Plus efficace, meilleure qualité

«Aujourd’hui, si vous voulez recycler efficacement, vous devez séparer les bouteilles d’eau des bouteilles de lait et des contenants de shampoing et plus encore. La nécessité de séparer tous les types de plastiques les uns des autres est ce qui rend le processus si complexe », a déclaré le Dr Noam van der Hal, qui étudie les microplastiques à l’Université de Haïfa.

«En fait, il est très difficile de recycler les produits en plastique avec le même niveau de qualité et les mêmes propriétés que celles qu’ils avaient à l’origine. Aujourd’hui, au lieu de recycler une bouteille en bouteille, nous la recyclons en aire de jeux, en banc ou en matériau de construction.

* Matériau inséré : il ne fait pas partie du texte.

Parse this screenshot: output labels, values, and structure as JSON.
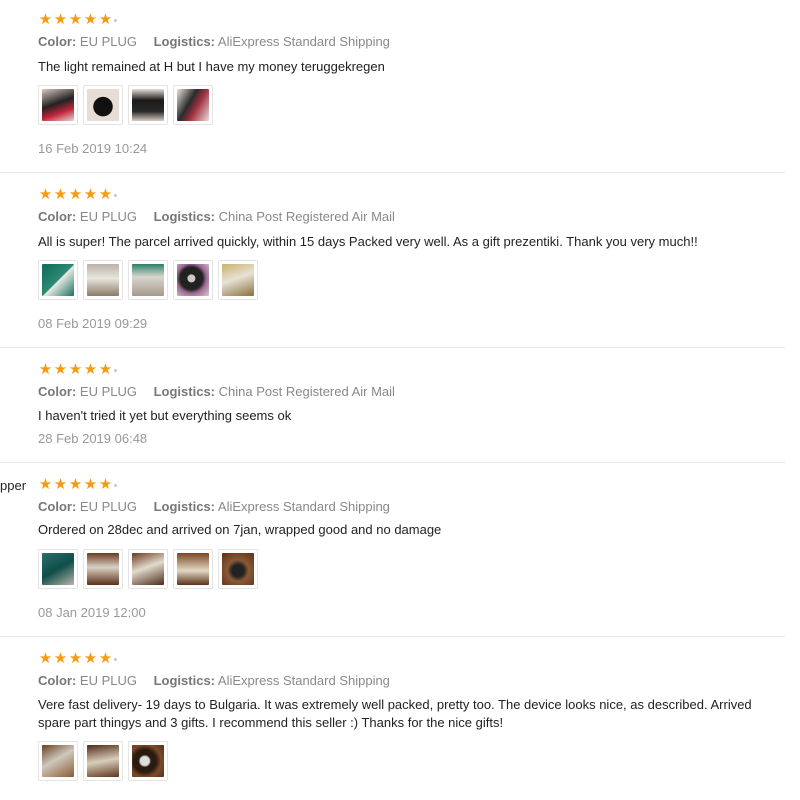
{
  "reviews": [
    {
      "name_fragment": "",
      "color_label": "Color:",
      "color_value": "EU PLUG",
      "logistics_label": "Logistics:",
      "logistics_value": "AliExpress Standard Shipping",
      "text": "The light remained at H but I have my money teruggekregen",
      "date": "16 Feb 2019 10:24",
      "photos": [
        "photo-1",
        "photo-2",
        "photo-3",
        "photo-4"
      ]
    },
    {
      "name_fragment": "",
      "color_label": "Color:",
      "color_value": "EU PLUG",
      "logistics_label": "Logistics:",
      "logistics_value": "China Post Registered Air Mail",
      "text": "All is super! The parcel arrived quickly, within 15 days Packed very well. As a gift prezentiki. Thank you very much!!",
      "date": "08 Feb 2019 09:29",
      "photos": [
        "photo-1",
        "photo-2",
        "photo-3",
        "photo-4",
        "photo-5"
      ]
    },
    {
      "name_fragment": "",
      "color_label": "Color:",
      "color_value": "EU PLUG",
      "logistics_label": "Logistics:",
      "logistics_value": "China Post Registered Air Mail",
      "text": "I haven't tried it yet but everything seems ok",
      "date": "28 Feb 2019 06:48",
      "photos": []
    },
    {
      "name_fragment": "pper",
      "color_label": "Color:",
      "color_value": "EU PLUG",
      "logistics_label": "Logistics:",
      "logistics_value": "AliExpress Standard Shipping",
      "text": "Ordered on 28dec and arrived on 7jan, wrapped good and no damage",
      "date": "08 Jan 2019 12:00",
      "photos": [
        "photo-1",
        "photo-2",
        "photo-3",
        "photo-4",
        "photo-5"
      ]
    },
    {
      "name_fragment": "",
      "color_label": "Color:",
      "color_value": "EU PLUG",
      "logistics_label": "Logistics:",
      "logistics_value": "AliExpress Standard Shipping",
      "text": "Vere fast delivery- 19 days to Bulgaria. It was extremely well packed, pretty too. The device looks nice, as described. Arrived",
      "text_line2": "spare part thingys and 3 gifts. I recommend this seller :) Thanks for the nice gifts!",
      "date": "",
      "photos": [
        "photo-1",
        "photo-2",
        "photo-3"
      ]
    }
  ],
  "star_glyph": "★",
  "colors": {
    "star": "#f39c12",
    "divider": "#e8e8e8"
  }
}
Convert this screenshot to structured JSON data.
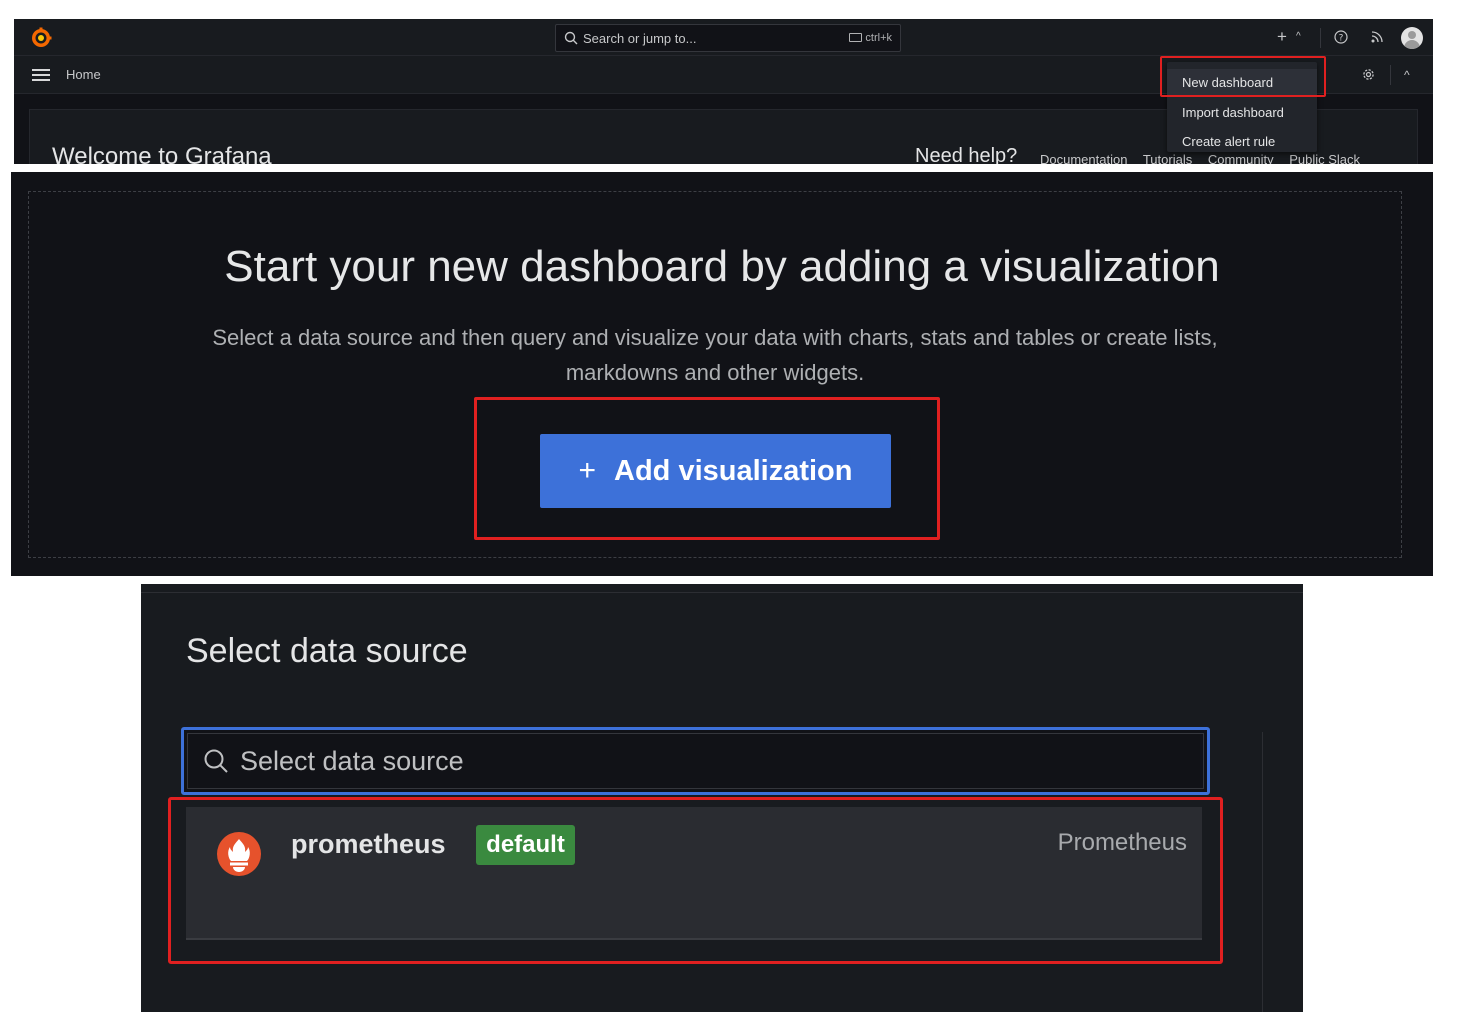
{
  "topbar": {
    "search_placeholder": "Search or jump to...",
    "search_shortcut": "ctrl+k"
  },
  "breadcrumb": {
    "home": "Home"
  },
  "new_menu": {
    "items": [
      "New dashboard",
      "Import dashboard",
      "Create alert rule"
    ],
    "highlighted": "New dashboard"
  },
  "home": {
    "welcome": "Welcome to Grafana",
    "need_help": "Need help?",
    "help_links": [
      "Documentation",
      "Tutorials",
      "Community",
      "Public Slack"
    ]
  },
  "empty_dashboard": {
    "heading": "Start your new dashboard by adding a visualization",
    "description_line1": "Select a data source and then query and visualize your data with charts, stats and tables or create lists,",
    "description_line2": "markdowns and other widgets.",
    "button_label": "Add visualization",
    "button_icon": "+"
  },
  "datasource_picker": {
    "title": "Select data source",
    "search_placeholder": "Select data source",
    "items": [
      {
        "name": "prometheus",
        "badge": "default",
        "type": "Prometheus"
      }
    ]
  },
  "colors": {
    "background": "#111217",
    "panel": "#181b1f",
    "primary_button": "#3d71d9",
    "badge_green": "#3a8a3f",
    "highlight_red": "#e02020",
    "grafana_orange": "#f46800"
  }
}
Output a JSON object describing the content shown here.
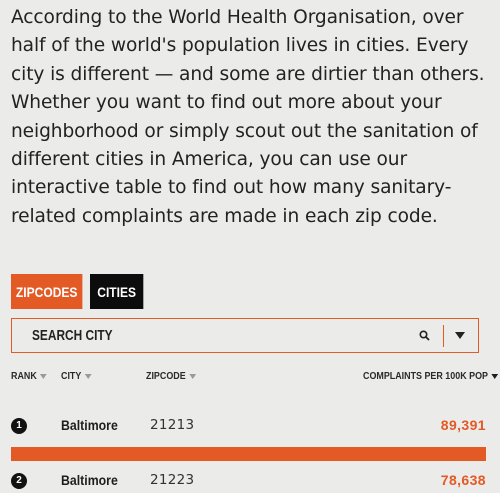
{
  "intro": {
    "text": "According to the World Health Organisation, over half of the world's population lives in cities. Every city is different — and some are dirtier than others. Whether you want to find out more about your neighborhood or simply scout out the sanitation of different cities in America, you can use our interactive table to find out how many sanitary-related complaints are made in each zip code."
  },
  "tabs": [
    {
      "label": "ZIPCODES",
      "active": true
    },
    {
      "label": "CITIES",
      "active": false
    }
  ],
  "search": {
    "placeholder": "SEARCH CITY",
    "icon": "search-icon",
    "dropdown_icon": "caret-down-icon"
  },
  "table": {
    "columns": [
      {
        "label": "RANK"
      },
      {
        "label": "CITY"
      },
      {
        "label": "ZIPCODE"
      },
      {
        "label": "COMPLAINTS PER 100K POP"
      }
    ],
    "rows": [
      {
        "rank": "1",
        "city": "Baltimore",
        "zip": "21213",
        "value": "89,391",
        "bar_fraction": 1.0
      },
      {
        "rank": "2",
        "city": "Baltimore",
        "zip": "21223",
        "value": "78,638",
        "bar_fraction": 0.88
      }
    ]
  },
  "colors": {
    "accent": "#e35a25",
    "dark": "#0c0c0c",
    "background": "#ebebea"
  }
}
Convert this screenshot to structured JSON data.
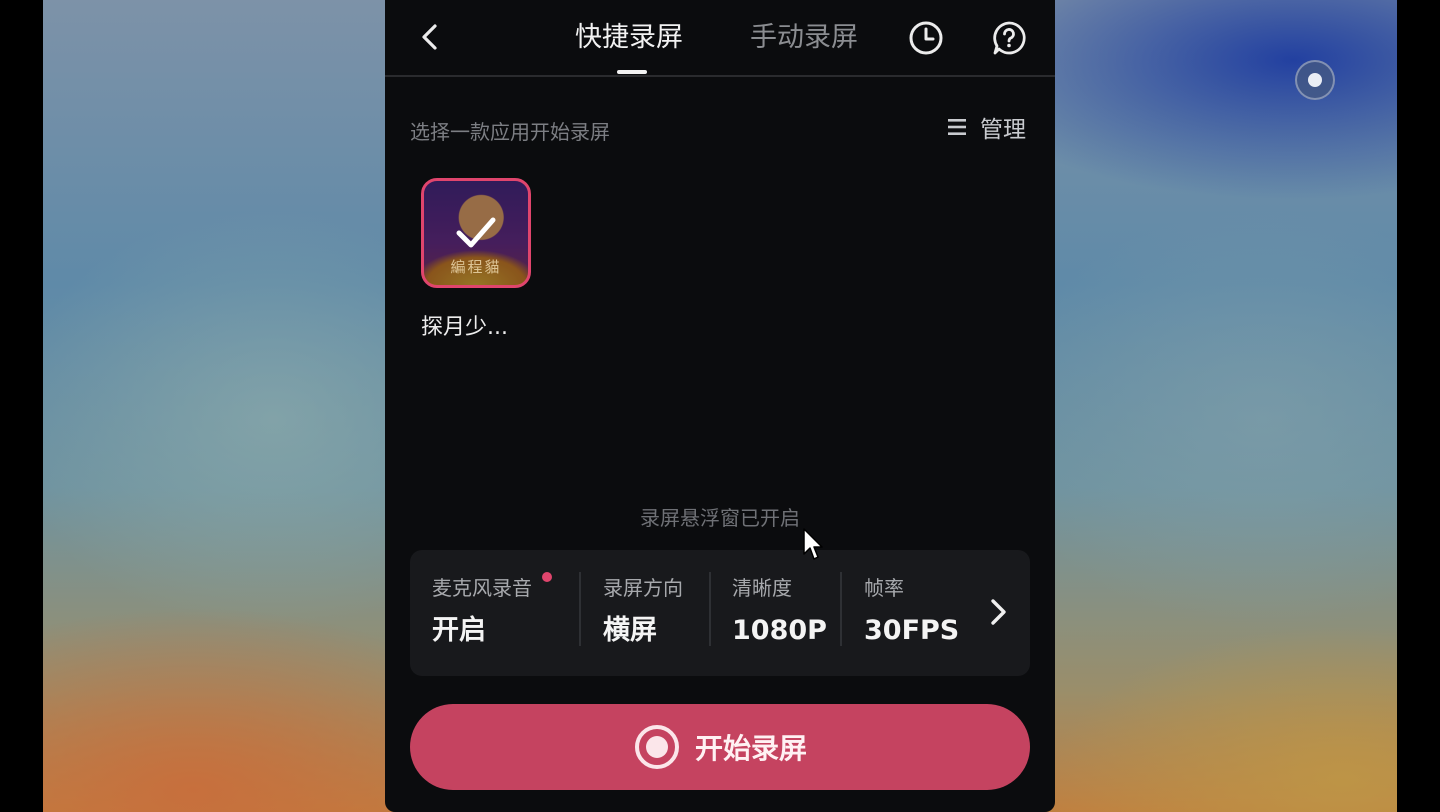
{
  "header": {
    "tabs": [
      {
        "label": "快捷录屏",
        "active": true
      },
      {
        "label": "手动录屏",
        "active": false
      }
    ],
    "icons": [
      "back-icon",
      "history-icon",
      "help-icon"
    ]
  },
  "app_select": {
    "subtitle": "选择一款应用开始录屏",
    "manage_label": "管理",
    "apps": [
      {
        "name": "探月少...",
        "logo_text": "編程貓",
        "selected": true
      }
    ]
  },
  "floating_status": "录屏悬浮窗已开启",
  "settings": [
    {
      "label": "麦克风录音",
      "value": "开启",
      "indicator": "red-dot"
    },
    {
      "label": "录屏方向",
      "value": "横屏"
    },
    {
      "label": "清晰度",
      "value": "1080P"
    },
    {
      "label": "帧率",
      "value": "30FPS"
    }
  ],
  "start_button": {
    "label": "开始录屏"
  },
  "colors": {
    "accent": "#c54360",
    "panel_bg": "#0b0c0e",
    "card_bg": "#18191c"
  }
}
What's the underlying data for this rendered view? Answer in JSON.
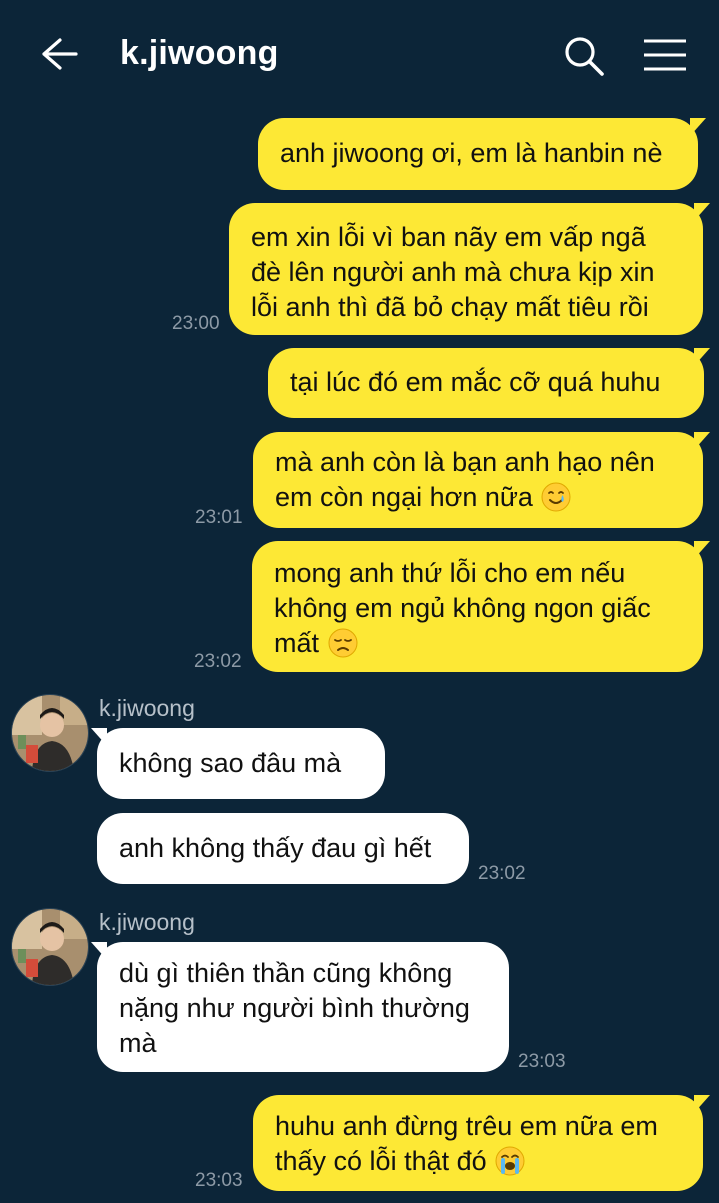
{
  "header": {
    "title": "k.jiwoong",
    "back_icon": "arrow-left-icon",
    "search_icon": "search-icon",
    "menu_icon": "hamburger-menu-icon"
  },
  "colors": {
    "background": "#0c2538",
    "outgoing_bubble": "#fde835",
    "incoming_bubble": "#ffffff",
    "timestamp": "#8d9aa6"
  },
  "messages": [
    {
      "lines": [
        "anh jiwoong ơi, em là hanbin nè"
      ]
    },
    {
      "lines": [
        "em xin lỗi vì ban nãy em vấp ngã",
        "đè lên người anh mà chưa kịp xin",
        "lỗi anh thì đã bỏ chạy mất tiêu rồi"
      ],
      "time": "23:00"
    },
    {
      "lines": [
        "tại lúc đó em mắc cỡ quá huhu"
      ]
    },
    {
      "lines": [
        "mà anh còn là bạn anh hạo nên",
        "em còn ngại hơn nữa"
      ],
      "emoji": "smiling-face-with-tear",
      "time": "23:01"
    },
    {
      "lines": [
        "mong anh thứ lỗi cho em nếu",
        "không em ngủ không ngon giấc",
        "mất"
      ],
      "emoji": "disappointed-face",
      "time": "23:02"
    },
    {
      "sender": "k.jiwoong",
      "lines": [
        "không sao đâu mà"
      ]
    },
    {
      "lines": [
        "anh không thấy đau gì hết"
      ],
      "time": "23:02"
    },
    {
      "sender": "k.jiwoong",
      "lines": [
        "dù gì thiên thần cũng không",
        "nặng như người bình thường",
        "mà"
      ],
      "time": "23:03"
    },
    {
      "lines": [
        "huhu anh đừng trêu em nữa em",
        "thấy có lỗi thật đó"
      ],
      "emoji": "loudly-crying-face",
      "time": "23:03"
    }
  ]
}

Par conséquent, ce n’est pas du recyclage au sens plein du terme. »

Selon Kushmaro, le produit obtenu lors de la décomposition biologique est la matière première d’origine.

«Ce que nous essayons de produire avec Ecoibéria, c’est un processus où les mêmes copeaux de PET se décomposent en matières premières afin que le produit puisse être vendu sous sa forme de matière première d’origine. L’idée est que les micro-organismes ou les enzymes décomposent les chaînes polymères moléculaires afin d’extraire les matières premières propres du mélange et de reproduire le PET comme le feraient les pratiques industrielles conventionnelles« .

Le nouveau processus sera-t-il économiquement viable? Selon Kushmaro, la biodégradation est beaucoup moins chère que les procédés thermiques ou chimiques de recyclage, ce qui lui confère un avantage concurrentiel sur le marché des matières premières.

«Ils recherchent des solutions holistiques susceptibles d’améliorer le recyclage. Cela est également lié aux tendances environnementales sur le marché européen, où l’on encourage l’investissement dans des projets «verts» qui réduiront la pollution de l’environnement. Notre recherche s’inscrit dans cette tendance bienvenue. »

Yael Mor écrit pour ZAVIT – l’agence de presse de l’Association israélienne des sciences de l’écologie et de l’environnement.